Sunday, April 26, 2009

A Muse: Acharei Mot – Kedoshim 2009

Acharei Mot is a portion of Torah that focuses almost entirely on Nation building. There are a host of detailed commandments ranging from the role of the high priest on Yom Kippur to acceptable sexual behavior.

The Torah was concerned with the detailed elaboration of those mitzvoth because they were to be practiced in such a way that would set them off from the other nations of the world. While the Egyptians and others had similar practices and codes, ours was purposely different in order that we would distinguish ourselves from ‘them”.

In the process of delineating the method of sacrifice and venue, we discover two messages that become central to the formation of our peoplehood and nationhood: sacrificial worship was to be centralized in order to discourage a return to pagan worship ( Leviticus 17:7) and blood was forbidden for human consumption (Leviticus 17:10). Both of these laws were aimed not so much as rules unto themselves but with another purpose in mind: to set us apart from the neighboring people and thus create a national character.
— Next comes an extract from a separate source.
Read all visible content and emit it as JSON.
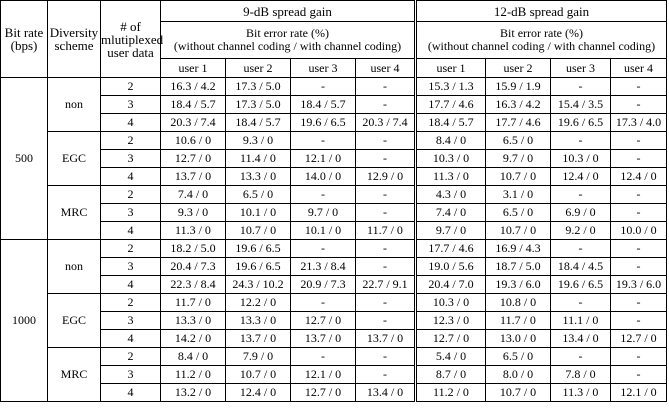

Similarly the Torah portion deals with sexual mores such as incest with the same thing in mind: adopting uniquely different sexual mores that would set us apart from the others. Setting us apart was imperative if Moshe was to succeed in the enterprise of nation building and ultimately bringing us to Israel

The purpose of all these mitzvoth while intended for nation building was ultimately introduced in order to prepare the people for their land. Settling this land and living on it successfully wasn’t guaranteed but conditional on our behavior and relationship with God. Towards the end of Acharei Mot we read “so let not the land spew you out for defiling it as it spewed out the nation that came before you”(Leviticus 18:28).

It would appear that our mitzvoth, designed to not only condition us for ethical and moral lives was designed for a higher purpose: to merit living on the land. Should the forced exile that we endured for two thousand years be understood in light of this verse (Leviticus 18:28)? What of the converse?